The U.S. Institute of Building Documentation (USIBD) has issued a guide for taking two-dimensional images for documentation, requests for proposals and requests for qualifications.

“A goal I’ve had is to have images from construction quickly and easily accessible for repair or renovation,” says John Russo, president of Architectural Resource Consultants and of USIBD. “To do that, you have to know what kind of pictures are useful and what it takes to get them.”

Available for free at, the guide articulates the coverage needed to meet documentation goals. It doesn’t prescribe cameras, but it identifies image requirements, says Russo.

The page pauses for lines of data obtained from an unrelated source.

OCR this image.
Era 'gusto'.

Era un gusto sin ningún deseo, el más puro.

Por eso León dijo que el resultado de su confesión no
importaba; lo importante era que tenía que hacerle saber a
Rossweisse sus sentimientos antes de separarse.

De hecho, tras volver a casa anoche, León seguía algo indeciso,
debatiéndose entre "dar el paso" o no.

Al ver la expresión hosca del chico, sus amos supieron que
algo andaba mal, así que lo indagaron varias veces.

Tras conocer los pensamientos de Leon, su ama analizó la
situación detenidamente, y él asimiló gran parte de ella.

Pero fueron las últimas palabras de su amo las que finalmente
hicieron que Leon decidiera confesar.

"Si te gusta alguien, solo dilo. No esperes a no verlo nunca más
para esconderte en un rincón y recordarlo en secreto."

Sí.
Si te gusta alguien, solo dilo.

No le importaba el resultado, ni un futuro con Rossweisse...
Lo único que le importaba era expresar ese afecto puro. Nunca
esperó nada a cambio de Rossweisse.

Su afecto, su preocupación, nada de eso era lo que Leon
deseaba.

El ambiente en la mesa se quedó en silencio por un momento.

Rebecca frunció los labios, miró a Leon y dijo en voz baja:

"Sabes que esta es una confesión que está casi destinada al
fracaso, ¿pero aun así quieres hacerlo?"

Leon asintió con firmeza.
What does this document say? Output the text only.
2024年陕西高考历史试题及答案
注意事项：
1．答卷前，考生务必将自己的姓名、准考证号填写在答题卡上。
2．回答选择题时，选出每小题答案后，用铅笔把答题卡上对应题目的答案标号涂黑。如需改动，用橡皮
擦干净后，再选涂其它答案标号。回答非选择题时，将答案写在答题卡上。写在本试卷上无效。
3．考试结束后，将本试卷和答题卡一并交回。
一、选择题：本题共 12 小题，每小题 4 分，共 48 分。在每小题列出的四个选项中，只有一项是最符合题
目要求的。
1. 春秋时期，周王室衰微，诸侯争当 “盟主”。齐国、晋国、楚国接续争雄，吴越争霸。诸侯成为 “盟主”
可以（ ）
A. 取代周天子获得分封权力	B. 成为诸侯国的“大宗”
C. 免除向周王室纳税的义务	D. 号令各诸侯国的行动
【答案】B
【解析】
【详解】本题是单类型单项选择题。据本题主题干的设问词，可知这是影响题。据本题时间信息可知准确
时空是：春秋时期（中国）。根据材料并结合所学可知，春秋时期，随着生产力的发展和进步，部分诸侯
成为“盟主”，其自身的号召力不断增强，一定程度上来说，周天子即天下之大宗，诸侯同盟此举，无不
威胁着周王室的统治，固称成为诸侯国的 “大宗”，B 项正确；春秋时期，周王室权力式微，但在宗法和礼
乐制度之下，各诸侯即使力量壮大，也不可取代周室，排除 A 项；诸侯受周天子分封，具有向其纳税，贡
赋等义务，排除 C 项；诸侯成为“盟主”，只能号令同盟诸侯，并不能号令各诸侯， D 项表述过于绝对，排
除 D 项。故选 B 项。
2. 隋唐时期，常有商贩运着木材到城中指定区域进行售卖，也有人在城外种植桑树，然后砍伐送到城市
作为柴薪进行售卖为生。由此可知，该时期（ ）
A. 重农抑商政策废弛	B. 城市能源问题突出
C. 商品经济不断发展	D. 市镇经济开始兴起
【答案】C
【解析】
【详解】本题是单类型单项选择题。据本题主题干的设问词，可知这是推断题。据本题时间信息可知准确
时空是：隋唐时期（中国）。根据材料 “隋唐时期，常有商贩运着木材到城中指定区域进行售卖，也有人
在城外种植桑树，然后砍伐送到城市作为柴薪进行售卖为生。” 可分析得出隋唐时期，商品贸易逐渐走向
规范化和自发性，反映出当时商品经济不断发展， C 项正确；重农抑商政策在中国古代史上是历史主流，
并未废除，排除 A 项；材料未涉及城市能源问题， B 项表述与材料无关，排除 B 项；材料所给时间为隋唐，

For example, the guide shows the furthest distance a DSLR camera can be from a target to capture 3⁄8-in. level of detail. It has a similar guide for lower-resolution 360º cameras. “Two images in the guide make the point,” says Ken VanBree, owner  of Ebuilts and the USIBD’s 2D-imagery committee chair. “On the up-close, you can see the rebar tie. On the wider shot, you can see all the rebar but not the ties.” Without guidance, a photographer may fail to capture the needed detail.

“A lot of the challenge with photos is that you don’t have context, but when you create a standard it really helps,” says Josh DeStefano, CM-BIM, at DPR Construction. “We’ve recognized the need for that with BIM, now we’re getting there with 2D imagery. I think it’s great.”